Der nächste Morgen begrüßte uns zum zweiten Tag der Dolomitendurchquerung mit tollem Spätsommerwetter und nach einem hervorragenden Frühstück saßen alle im Sattel um über Nebenstraßen vorbei an Sankt Christina bis nach Wolkenstein, das Grödnertal hinaufzutreten. Der nächste Teil forderte alle Bergradler mit einer gnadenlos steilen Strecke, teils über sommerliche Skipisten, hinauf bis kurz unter die Passhöhe vom Sellajoch und so mancher von uns war gezwungen, Teile der Auffahrt zu schieben. Die Mittagsrast auf der traumhaft, unter den Felswänden vom Langkofel gelegenen, Sella Alm brachte wieder die Kräfte zurück und nach einer kurzen Bergaufpassage auf der Sellapassstrasse ging es das Val Salei bis nach Canazei hinab. Fahrtechnisch fordernd trailten wir, mit tollen Blicken auf die Marmolada, die Südseite der Sellagruppe und vom Piz Boe den steilen Karrenweg runter. Weiter radelten wir gemeinsam am Talgrund vom Fassatal, immer die Wände vom Rosengartenmassiv vor den Augen, entlang. In Pozza di Fassa gab es ein leckers Eis mit  Cappuccino und nach weiteren schönen Streckenabschnitten kamen alle Dolomitendurchquerer schließlich in Moena im Fassatal an, um nach 1250 Höhenmetern verteilt auf 45Kilometern, das Hotel für die Übernachtung zu erreichen.
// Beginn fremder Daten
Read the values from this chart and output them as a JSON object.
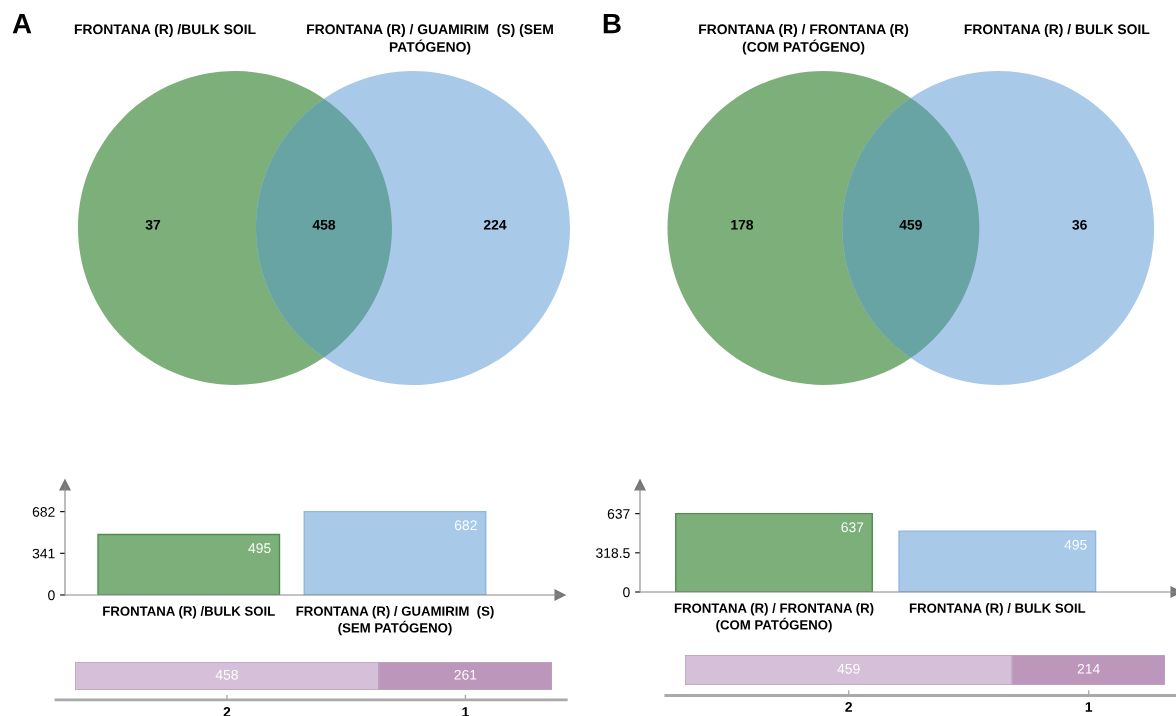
{
  "chart_data": [
    {
      "type": "other",
      "title": "A",
      "categories": [
        null,
        null,
        null
      ],
      "values": [
        37,
        458,
        224
      ],
      "colors": [
        "#7daf7b",
        "#69a4a4",
        "#a9c9e8"
      ],
      "data_labels": true,
      "annotations": [
        "FRONTANA (R) /BULK SOIL",
        "FRONTANA (R) / GUAMIRIM  (S) (SEM\nPATÓGENO)"
      ]
    },
    {
      "type": "bar",
      "categories": [
        "FRONTANA (R) /BULK SOIL",
        "FRONTANA (R) / GUAMIRIM  (S)\n(SEM PATÓGENO)"
      ],
      "values": [
        495,
        682
      ],
      "colors": [
        "#7daf7b",
        "#a9c9e8"
      ],
      "ylim": [
        0,
        900
      ],
      "yticks": [
        0,
        341,
        682
      ],
      "data_labels": true
    },
    {
      "type": "bar",
      "orientation": "horizontal",
      "stacked": true,
      "categories": [
        null
      ],
      "series": [
        {
          "color": "#d6c0d9",
          "values": [
            458
          ]
        },
        {
          "color": "#bc96bb",
          "values": [
            261
          ]
        }
      ],
      "data_labels": true,
      "annotations": [
        "2",
        "1"
      ]
    },
    {
      "type": "other",
      "title": "B",
      "categories": [
        null,
        null,
        null
      ],
      "values": [
        178,
        459,
        36
      ],
      "colors": [
        "#7daf7b",
        "#69a4a4",
        "#a9c9e8"
      ],
      "data_labels": true,
      "annotations": [
        "FRONTANA (R) / FRONTANA (R)\n(COM PATÓGENO)",
        "FRONTANA (R) / BULK SOIL"
      ]
    },
    {
      "type": "bar",
      "categories": [
        "FRONTANA (R) / FRONTANA (R)\n(COM PATÓGENO)",
        "FRONTANA (R) / BULK SOIL"
      ],
      "values": [
        637,
        495
      ],
      "colors": [
        "#7daf7b",
        "#a9c9e8"
      ],
      "ylim": [
        0,
        870
      ],
      "yticks": [
        0,
        318.5,
        637
      ],
      "data_labels": true
    },
    {
      "type": "bar",
      "orientation": "horizontal",
      "stacked": true,
      "categories": [
        null
      ],
      "series": [
        {
          "color": "#d6c0d9",
          "values": [
            459
          ]
        },
        {
          "color": "#bc96bb",
          "values": [
            214
          ]
        }
      ],
      "data_labels": true,
      "annotations": [
        "2",
        "1"
      ]
    }
  ]
}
Halbpension und eine erholsame Nacht waren die Voraussetzung um die Nächste Etappe unter die Stollenreifen zu nehmen. Gleich von Monea aus ging es stetig bergan zum Karerpass hinauf, der nach knapp 800 Höhenmetern im Roadbook stand. Nach der aussichtsreichen Fahrt zu den Ostabstürzen vom Latemar, bewunderten wir noch das Türkisfarbene Wasser vom Karersee und erreichten die Jausenstation „Bellavista“ zur Mittagsrast. Unter den Westwänden von der Rosengartenspitze und der Rotwand ging es rauf zur Nigerpasstrasse und diese runter bis zur Forstwegabzweigung in Richtung Vaioletttürme. Wieder gnadenlos steil leitet diese Forstpiste zur Plafötschalm die äußerst sehenswert in einer Wiese direkt unter der Vaiolettspitze, den Lammerköpfen und den Tschaminspitzen am Ende der 1200 Höhenmeter und 30 Kilometer langen Etappe liegt.

Diese nette Almhütte war der letzte Übernachtungsplatz der Dolomitendurchquerung und brachte für uns alle noch einen lustigen Hüttenabend mit Wein und Gesang. Ernst ließ die „Almeigene“ Gitarre  erklingen und so mancher Schlager der alten Jungmannschaft wurde stimmgewaltig interpretiert. Der nächste Morgen ließ „König Laurins Reich“ in mystischem Licht erscheinen. Nach dem morgendlichen Fotoshooting mit toller Lichtstimmung lenkten wir  hochkonzentriert  die MTB'S den Weg nach Sankt Zyprian hinab, und bei der einen oder dem anderen war das Grinsen im Gesicht über den  interessanten Trail aussagekräftiger als Worte! Noch mal 500 Höhenmeter rauf zur Wühnlegeralm und der nächste Singletrail wartete darauf gebiked zu werden.

Abwechslungsreich ging es bis nach Uma am Schlern und über Nebenstraßen bis nach Völs, das vor 130 Kilometern und 4100 Höhenmetern der Startpunkt der tollen Dolomitendurchquerung mit dem Mountainbike war.

Vier tolle Biketage in den Dolomiten mit imposanten Aussichten, Abwechslungsreichen Anstiegen, fahrtechnisch interessanten Trails und perfekten Spätsommerwetter lagen hinter uns Bergradlern, vom DAV Laufen. Alle freuten sich und waren begeistert, dass die Veranstaltung ohne große Pannen und Stürze durchgeführt werden konnte.